According to a group of researchers at the école polytechnique fédérale de Lausanne, the answer is definitely yes. These researchers recently developed a learning program, CoWriter, based on learning by teaching, which allows students to learn by teaching others, or in this case, robots, about certain subjects.
Researchers designed the robot so that children would see it as an approachable and friendly peer. It comes with writing algorithms that improve over time and draws words on demand, but starts out by using clumsy techniques, much as a child would when first learning how to write. In fact, the robot's database holds a variety of handwriting examples so that it can recreate mistakes that children often make during their writing lessons and practice. Eventually, though, the robot's handwriting improves as the child teaches it.

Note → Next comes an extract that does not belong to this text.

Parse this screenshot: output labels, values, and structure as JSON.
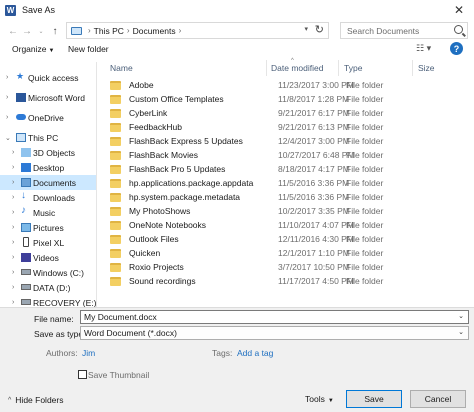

"Essentially, the goal is to provide a tool for teachers that is given a new role in the classroom, that of a student who knows even less than the slowest student in the class," says Severin Lemaignan, one of the authors of the study.
In this case, researchers created a robot that took on the role of a peer that struggled with writing. The child shows plastic letters to the robot, who seems to struggle with writing the symbols on a tablet of the letters. The child, seeing the robot struggling with writing, then writes out the word, teaching the robot how to do it correctly. That effort actually helps the child improve her own writing skills every time the robot needs help.
"It is also possible to program the robot so that it addresses the particular difficulties of a student, for example, by drawing a 'P' that is barely readable and improving its form over time," says the study's authors.
In its prototype stage, the CoWriter program has helped around 70 primary school students learn better writing skills. So far, though, the researchers' focus is on the robot's technical aspects and the overall effectiveness of the program. However, if successful, more schools could employ the robot to help those students who need it.
Other versions of the program could eventually feature robots that do math, as well as handle other subjects that students often struggle with.
Who knows? The future could eventually see a robot in every classroom.